Some developers opted for the payment option and the total MHA payments received by the city for projects with building permits issued from inception through December 31, 2021 amount to $171.4 million. Of the total received to date, the city has awarded $159 million for low-income housing development, which is executed via partnerships with community organizations and non-profit organizations.
Incentive Zoning allows commercial and residential developers to achieve additional development capacity by providing affordable housing units (IZ Units) or making a payment to fund capital costs of producing and preserving low-income housing across Seattle. While both IZ and MHA enable developers to achieve additional development capacity, IZ is voluntary, while MHA is not. As of December 2021, 122 IZ units were either in service or under construction across the city.
Each year in April, the Office of Housing publishes a comprehensive report on the results and accomplishments of the prior year. As more data is available, we’ll provide updates and deeper dives into specific Office of Housing projects and partnerships. Below, we’ve included an overview of one project in particular that is supported by the aforementioned funds—Mercy Housing Northwest.

Mercy Housing Northwest
Founded in 1981, Mercy Housing Inc., is a national nonprofit affordable housing organization. It has a presence in 41 states and has serves more than 150,000 people.

The mission of Mercy Housing Northwest is to create stable, vibrant, and healthy communities by developing, financing, and operating affordable, program-enriched housing for families, seniors, and people with special needs who lack the economic resources to access quality, safe housing opportunities.

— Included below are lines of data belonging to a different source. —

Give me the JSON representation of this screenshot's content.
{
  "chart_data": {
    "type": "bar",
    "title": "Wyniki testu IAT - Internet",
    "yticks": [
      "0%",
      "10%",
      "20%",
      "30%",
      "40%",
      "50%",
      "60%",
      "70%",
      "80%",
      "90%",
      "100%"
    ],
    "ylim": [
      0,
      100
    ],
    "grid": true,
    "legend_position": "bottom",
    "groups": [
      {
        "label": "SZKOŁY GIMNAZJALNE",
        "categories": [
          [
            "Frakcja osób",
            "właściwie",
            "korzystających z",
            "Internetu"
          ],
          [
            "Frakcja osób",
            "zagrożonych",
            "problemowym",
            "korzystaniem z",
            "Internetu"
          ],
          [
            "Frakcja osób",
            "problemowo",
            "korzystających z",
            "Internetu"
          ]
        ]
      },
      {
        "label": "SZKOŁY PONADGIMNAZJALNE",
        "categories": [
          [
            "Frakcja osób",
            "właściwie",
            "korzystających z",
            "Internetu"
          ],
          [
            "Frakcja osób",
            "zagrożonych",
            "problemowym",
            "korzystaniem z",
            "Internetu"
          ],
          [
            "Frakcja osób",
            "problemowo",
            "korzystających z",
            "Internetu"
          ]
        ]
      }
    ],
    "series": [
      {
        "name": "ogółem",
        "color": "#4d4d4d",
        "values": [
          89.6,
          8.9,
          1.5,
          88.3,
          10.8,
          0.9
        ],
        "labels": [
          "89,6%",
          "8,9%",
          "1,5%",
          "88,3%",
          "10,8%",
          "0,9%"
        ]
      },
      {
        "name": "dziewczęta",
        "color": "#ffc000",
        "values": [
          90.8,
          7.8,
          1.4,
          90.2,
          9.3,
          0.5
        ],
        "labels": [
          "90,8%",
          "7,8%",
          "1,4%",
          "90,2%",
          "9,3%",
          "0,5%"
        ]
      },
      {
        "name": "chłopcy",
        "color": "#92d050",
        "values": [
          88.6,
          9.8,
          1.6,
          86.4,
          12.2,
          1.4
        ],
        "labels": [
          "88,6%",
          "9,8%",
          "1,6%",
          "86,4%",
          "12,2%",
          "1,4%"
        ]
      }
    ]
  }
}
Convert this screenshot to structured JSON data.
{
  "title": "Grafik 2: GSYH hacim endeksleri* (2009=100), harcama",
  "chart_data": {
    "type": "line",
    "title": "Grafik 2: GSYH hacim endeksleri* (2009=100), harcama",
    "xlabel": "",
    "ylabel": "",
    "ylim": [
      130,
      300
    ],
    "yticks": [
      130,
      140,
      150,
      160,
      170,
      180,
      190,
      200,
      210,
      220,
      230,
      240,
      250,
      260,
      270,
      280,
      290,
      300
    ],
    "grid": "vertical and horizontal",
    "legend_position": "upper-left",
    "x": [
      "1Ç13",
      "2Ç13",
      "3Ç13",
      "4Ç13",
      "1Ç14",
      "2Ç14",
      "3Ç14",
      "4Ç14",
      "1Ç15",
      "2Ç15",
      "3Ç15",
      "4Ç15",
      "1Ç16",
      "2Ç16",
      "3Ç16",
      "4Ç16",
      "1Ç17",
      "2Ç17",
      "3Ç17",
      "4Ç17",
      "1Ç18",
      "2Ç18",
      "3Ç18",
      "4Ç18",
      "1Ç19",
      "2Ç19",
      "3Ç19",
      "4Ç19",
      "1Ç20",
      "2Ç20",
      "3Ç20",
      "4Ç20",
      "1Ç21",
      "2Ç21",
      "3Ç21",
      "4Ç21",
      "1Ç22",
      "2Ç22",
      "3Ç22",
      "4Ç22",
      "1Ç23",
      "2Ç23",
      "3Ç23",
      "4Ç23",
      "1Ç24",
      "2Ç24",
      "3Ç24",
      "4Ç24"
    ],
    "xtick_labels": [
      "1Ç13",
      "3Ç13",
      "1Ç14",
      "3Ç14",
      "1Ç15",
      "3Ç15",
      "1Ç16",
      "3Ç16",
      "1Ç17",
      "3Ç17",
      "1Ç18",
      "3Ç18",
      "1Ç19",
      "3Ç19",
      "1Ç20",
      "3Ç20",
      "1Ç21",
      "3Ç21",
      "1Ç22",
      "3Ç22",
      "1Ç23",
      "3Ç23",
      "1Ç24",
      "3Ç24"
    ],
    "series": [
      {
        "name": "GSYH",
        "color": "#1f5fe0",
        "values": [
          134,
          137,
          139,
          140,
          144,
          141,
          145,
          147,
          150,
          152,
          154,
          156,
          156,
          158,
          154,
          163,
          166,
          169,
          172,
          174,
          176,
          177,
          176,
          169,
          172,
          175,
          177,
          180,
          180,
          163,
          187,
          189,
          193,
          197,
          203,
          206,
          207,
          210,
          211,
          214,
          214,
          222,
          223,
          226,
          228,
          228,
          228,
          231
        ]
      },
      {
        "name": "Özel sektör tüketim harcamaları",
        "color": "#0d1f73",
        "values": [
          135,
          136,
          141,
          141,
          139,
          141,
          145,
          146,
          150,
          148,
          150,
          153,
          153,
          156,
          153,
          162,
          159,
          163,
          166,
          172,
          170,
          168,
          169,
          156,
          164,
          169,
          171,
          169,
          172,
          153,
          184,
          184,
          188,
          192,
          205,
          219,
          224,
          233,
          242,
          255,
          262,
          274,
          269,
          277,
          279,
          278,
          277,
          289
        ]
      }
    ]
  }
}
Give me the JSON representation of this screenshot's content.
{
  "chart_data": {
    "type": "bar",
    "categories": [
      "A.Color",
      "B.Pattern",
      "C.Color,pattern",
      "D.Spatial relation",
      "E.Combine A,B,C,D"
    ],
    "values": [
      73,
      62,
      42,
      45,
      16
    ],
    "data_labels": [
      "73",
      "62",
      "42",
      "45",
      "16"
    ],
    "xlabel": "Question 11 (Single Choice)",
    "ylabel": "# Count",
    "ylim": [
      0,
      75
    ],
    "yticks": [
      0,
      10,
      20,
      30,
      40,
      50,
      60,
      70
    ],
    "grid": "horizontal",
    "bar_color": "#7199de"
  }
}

Currently over 6,000 residents call a Mercy Housing Northwest community home. These communities can be found throughout Washington (primarily along the I-5 corridor) and Idaho.
Once residents have created a foundation of stable housing, they can focus on meeting other needs that can help them achieve their dreams. Mercy Housing Northwest provides free programs and services in several high-impact areas.
Health and wellness is supported by health navigation services, behavioral health counseling, chronic disease prevention education and cooking classes. Educational services include adult computer training, GED assistance, afterschool programming for children, and ESL instruction. Additionally, Mercy Housing Northwest promotes financial and housing stability through job readiness programming, financial literacy and lease education classes, and life skills coaching. Community engagement includes community projects, safety initiatives, voter registration and volunteer opportunities.
This is just one project of many that is supported by the funds provided by MFTE, MHA and other affordable housing programs managed by Seattle’s Office of Housing. Keep an eye out for future updates on this and other projects.